Ces mesures sont prises en compte dans la stratégie nationale élaborée par l’Etat, et qui veille à sa mise en œuvre et à la mobilisation des moyens humains et matériels indispensables à cet effet. D’où l’implication des collectivités locales, les institutions nationales, la société civile et le Comité national de prévention de lutte contre la traite des personnes (CNLTP). Sa mission comporte la coordination avec tous les intervenants dans ce domaine, la consultation, la coopération et l’échange d’informations avec les associations et les institutions nationales et internationales.
Dispositions pénales
Les auteurs de ces crimes, quant à eux, seront passibles de lourdes peines. Selon l’article 40, la traite des personnes est punie d’un emprisonnement de 5 à 15 ans et d’une amende de 500 000 à 1,5 million de dinars. La peine encourue est la réclusion criminelle de 20 à 30 ans et d’une amende de 1 à 2 millions de dinars, si l’infraction est commise par un groupe criminel organisé ou lorsqu’elle a un caractère transnational ou si elle est commise à l’occasion d’un conflit armé.

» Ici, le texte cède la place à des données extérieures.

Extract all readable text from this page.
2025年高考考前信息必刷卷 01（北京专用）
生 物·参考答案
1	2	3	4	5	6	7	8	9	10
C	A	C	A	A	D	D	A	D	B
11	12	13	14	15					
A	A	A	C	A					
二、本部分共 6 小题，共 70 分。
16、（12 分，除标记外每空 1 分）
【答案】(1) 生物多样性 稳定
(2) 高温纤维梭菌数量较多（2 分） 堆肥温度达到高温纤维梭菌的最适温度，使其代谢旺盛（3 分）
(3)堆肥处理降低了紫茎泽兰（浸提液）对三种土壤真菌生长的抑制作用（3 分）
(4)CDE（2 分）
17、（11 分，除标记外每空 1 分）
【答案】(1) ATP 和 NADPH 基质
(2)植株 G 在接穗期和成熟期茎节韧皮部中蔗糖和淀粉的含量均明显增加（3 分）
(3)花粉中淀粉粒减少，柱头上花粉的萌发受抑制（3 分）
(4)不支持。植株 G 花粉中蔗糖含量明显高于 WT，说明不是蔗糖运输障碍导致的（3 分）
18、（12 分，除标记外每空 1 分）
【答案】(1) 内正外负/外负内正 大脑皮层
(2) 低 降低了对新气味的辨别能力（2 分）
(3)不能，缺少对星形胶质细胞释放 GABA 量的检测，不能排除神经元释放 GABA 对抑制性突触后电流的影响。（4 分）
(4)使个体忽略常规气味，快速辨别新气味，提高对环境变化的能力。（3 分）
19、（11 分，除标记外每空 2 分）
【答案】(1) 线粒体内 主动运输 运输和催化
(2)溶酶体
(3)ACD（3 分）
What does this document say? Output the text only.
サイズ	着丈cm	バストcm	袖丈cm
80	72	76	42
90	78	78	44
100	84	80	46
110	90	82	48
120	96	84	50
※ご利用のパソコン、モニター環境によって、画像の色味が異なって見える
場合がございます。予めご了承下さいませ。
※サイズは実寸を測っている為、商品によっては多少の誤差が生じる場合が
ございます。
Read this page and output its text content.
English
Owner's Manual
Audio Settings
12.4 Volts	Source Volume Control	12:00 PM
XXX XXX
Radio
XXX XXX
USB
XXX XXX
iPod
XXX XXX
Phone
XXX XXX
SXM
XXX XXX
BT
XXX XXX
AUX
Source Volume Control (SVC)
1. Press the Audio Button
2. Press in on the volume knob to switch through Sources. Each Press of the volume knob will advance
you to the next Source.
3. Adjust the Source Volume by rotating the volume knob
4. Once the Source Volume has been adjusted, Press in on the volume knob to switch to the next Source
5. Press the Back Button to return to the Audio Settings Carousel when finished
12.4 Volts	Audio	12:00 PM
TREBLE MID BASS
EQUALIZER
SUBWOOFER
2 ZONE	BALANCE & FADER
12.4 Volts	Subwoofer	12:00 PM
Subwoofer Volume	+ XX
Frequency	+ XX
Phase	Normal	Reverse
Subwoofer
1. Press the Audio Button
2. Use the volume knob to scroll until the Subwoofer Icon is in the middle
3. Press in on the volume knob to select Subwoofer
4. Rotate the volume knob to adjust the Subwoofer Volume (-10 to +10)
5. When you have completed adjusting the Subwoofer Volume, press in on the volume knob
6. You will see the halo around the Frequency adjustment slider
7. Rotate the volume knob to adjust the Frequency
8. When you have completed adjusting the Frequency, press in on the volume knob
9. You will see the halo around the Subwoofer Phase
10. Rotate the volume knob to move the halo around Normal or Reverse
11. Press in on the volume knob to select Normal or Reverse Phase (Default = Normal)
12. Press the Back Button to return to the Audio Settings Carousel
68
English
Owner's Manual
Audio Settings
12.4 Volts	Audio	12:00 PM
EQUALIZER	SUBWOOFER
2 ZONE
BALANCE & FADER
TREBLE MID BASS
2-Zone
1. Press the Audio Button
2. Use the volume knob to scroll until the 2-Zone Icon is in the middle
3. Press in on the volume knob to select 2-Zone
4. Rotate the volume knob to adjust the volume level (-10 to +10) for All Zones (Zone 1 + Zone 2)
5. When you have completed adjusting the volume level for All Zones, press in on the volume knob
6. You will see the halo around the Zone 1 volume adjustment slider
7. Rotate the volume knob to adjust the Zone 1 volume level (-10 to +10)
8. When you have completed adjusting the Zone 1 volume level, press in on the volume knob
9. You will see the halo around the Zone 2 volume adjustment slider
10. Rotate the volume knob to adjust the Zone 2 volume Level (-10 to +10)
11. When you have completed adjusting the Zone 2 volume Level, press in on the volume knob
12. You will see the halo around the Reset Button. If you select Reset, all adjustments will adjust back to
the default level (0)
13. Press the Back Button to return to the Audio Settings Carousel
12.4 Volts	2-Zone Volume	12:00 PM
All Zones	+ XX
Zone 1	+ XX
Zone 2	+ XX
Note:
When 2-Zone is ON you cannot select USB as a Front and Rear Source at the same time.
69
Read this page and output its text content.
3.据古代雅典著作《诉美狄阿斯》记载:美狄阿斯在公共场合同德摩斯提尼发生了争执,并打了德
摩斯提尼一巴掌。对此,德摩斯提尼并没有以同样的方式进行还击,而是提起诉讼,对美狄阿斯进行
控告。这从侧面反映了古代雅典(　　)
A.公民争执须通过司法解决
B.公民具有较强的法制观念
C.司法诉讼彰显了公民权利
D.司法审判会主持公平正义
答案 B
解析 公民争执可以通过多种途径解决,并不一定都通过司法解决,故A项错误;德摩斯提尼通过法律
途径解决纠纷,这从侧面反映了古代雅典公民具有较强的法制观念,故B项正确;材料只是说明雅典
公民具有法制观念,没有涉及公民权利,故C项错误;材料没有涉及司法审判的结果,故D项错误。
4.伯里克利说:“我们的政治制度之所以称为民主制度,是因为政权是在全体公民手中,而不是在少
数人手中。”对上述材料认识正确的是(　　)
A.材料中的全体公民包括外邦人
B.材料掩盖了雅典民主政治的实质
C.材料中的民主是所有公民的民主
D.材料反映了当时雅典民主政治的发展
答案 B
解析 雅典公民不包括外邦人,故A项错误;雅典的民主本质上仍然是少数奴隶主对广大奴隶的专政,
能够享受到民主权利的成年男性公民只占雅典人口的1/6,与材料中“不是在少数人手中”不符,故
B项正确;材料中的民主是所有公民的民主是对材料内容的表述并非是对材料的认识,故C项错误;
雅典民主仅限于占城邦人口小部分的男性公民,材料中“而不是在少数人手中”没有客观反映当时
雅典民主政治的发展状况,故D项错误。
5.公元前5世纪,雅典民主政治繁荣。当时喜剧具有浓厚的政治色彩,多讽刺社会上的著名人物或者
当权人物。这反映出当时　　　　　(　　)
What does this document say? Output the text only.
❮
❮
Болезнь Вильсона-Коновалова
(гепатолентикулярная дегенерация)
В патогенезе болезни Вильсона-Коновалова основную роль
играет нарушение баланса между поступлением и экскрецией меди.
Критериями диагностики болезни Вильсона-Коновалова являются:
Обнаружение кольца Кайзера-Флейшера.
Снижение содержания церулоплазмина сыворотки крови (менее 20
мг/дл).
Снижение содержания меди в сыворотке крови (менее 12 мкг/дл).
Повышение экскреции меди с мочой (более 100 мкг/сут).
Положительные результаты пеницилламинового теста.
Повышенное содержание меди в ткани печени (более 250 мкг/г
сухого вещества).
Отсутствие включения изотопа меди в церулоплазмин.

Allusion faite aux réseaux de passeurs de migrants clandestins. Lors du débat autour de ce projet de loi, les parlementaires ont proposé l’inclusion du trafic de migrants. Proposition qui n’a pas été retenue. «Il s’agit de deux phénomènes distincts», a tranché le ministre de la Justice. Et d’expliquer que le premier intervient suite à une négociation, le second touche une catégorie vulnérable et privée de liberté. Les statistiques concernant l’Algérie font état d’une seule infraction en 2020.
Entre 2017 et 2019, neuf contrevenants ont été condamnés pour «exploitation économique», selon le rapport de l’Office onusien contre la drogue et le crime (UNODC). Entre 2012 et 2020, 800 affaires ont été jugées dans le monde, selon la même source, fournissant ainsi un aperçu plus précis du crime, de ses victimes et de ses auteurs.